Transversus Abdominis (also called transversus abdominus) is one of the lower abdominal muscles that play an important role in providing support to the lower back. It is a large corset like abdominal wall muscle that wraps around the trunk attaching to the pelvis, lower back and ribs.
The interest in transversus abdominus began with some research that showed a promising relationship between transversus abdominis and treatment of lower back pain 1,2. This led to a period of physiotherapy practice where we tried to teach exercises for the separate abdominal wall muscles 3.
It was felt that the rectus abdominus (the main sit-up muscle) was a bit of a bad guy as it was often the most dominant muscle in the abdominal muscle complex. The idea was that in order to get the best out of the deep core stabilising lower abdominal muscles then we needed to reduce the activity in rectus abdominis. Instead the plan was to try and increase the activity in the deeper abdominal wall muscles for effective back pain relief.
This led to a ton of complicated exercises that were a bit beyond most people as they needed an expert to tell them what to do and when they had it right.
Apart from being impractical and complicated these exercises were not functional. By this I mean they were not things you would do in your everyday life. The exercises assumed that if you could recruit transversus abdominis in lying or on your hands and knees that you would be also be able to recruit it when you were order picking in a warehouse for 8 hour shifts or sitting at a computer all day. This was not always the case which is why this type of treatment was unhelpful for some people.
Since this pioneering research we have learned a lot more about transversus abdominis. We know that it is not the magic key to unlocking the problem of back pain and that its role is dependent on all the other muscles being in good shape too. So these days modern practice tends not to focus on isolating the muscle but on getting a good strong healthy core with all the lower abdominal muscles working together.
Recent studies have demonstrated that the core muscles are at their most active when the spine is in a more neutral position4, 5. So, for example, if you have just spent three hours in a slumped position on the sofa then the muscles are probably a bit switched off. Finding a comfortable neutral position and being able to support yourself in that position is essential when it comes to training the core.
In my own practice I have lost count of the number of people with lower back pain that I have seen who have very saggy and low toned lower abdominal muscles. It is almost universal. However, I dont agree that this is the only reason they have lower back pain. I believe that core work is just one piece of the jigsaw puzzle that needs to be put together to get to the bottom of managing back pain.
However and this may surprise you, I wouldnt automatically start with isolated lower abdominal muscle exercises for core stability.

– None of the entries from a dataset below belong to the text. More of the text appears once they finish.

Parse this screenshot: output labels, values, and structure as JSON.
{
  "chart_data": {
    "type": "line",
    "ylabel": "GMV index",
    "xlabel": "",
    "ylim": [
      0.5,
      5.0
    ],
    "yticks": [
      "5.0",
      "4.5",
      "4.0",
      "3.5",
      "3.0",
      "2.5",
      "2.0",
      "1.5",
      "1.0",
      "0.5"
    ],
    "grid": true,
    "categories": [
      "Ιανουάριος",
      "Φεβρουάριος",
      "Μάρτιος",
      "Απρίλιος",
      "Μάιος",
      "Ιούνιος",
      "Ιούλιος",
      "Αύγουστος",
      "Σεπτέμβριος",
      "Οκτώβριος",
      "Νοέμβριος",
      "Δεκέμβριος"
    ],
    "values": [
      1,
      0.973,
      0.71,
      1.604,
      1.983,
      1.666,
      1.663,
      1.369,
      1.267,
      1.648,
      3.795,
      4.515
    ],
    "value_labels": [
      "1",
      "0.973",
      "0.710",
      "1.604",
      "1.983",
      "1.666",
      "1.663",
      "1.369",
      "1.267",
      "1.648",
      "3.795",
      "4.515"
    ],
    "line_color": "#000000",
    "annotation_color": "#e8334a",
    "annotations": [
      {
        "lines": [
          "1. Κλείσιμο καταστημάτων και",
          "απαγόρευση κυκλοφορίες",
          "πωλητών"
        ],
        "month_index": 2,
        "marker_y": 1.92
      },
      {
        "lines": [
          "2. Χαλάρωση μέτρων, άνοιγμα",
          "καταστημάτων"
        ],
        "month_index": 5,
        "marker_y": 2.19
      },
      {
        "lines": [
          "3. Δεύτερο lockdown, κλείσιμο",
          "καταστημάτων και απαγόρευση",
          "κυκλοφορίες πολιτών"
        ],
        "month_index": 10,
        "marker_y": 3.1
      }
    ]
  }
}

I often advise trying some Pilates exercises. I have some training in Pilates and also have attended both Pilates and yoga classes for years myself. I can say with confidence that both Pilates and Yoga exercises are fantastic to help you develop a nice strong core, whilst being functional and also teaching you an excellent awareness of the neutral spine and healthy posture. The only caveat here is make sure that the teacher is properly qualified, the best Pilates instructors insist on a few one to one sessions first so the exercise plan is individualised.
1. O'Sullivan, P.B., Phyty, G.D., Twomey, L.T. & Allison, G.T. Evaluation of specific stabilizing exercise in the treatment of chronic low back pain with radiologic diagnosis of spondylolysis or spondylolisthesis. Spine 22, 2959-67 (1997).
2. Hides, J.A., Jull, G.A. & Richardson, C.A. Long-term effects of specific stabilizing exercises for first-episode low back pain. Spine 26, E243-8 (2001).
3. Richardson, C.A. & Jull, G.A. Muscle control-pain control. What exercises would you prescribe? Manual Therapy 1, 2-10 (1995).
4. Reeve, A. & Dilley, A. Effects of posture on the thickness of transversus abdominis in pain-free subjects. Man Ther 14, 679-684 (2009).
5. Suni, J. et al. Control of the lumbar neutral zone decreases low back pain and improves self-evaluated work ability: a 12-month randomized controlled study. Spine 31, E611-20 (2006).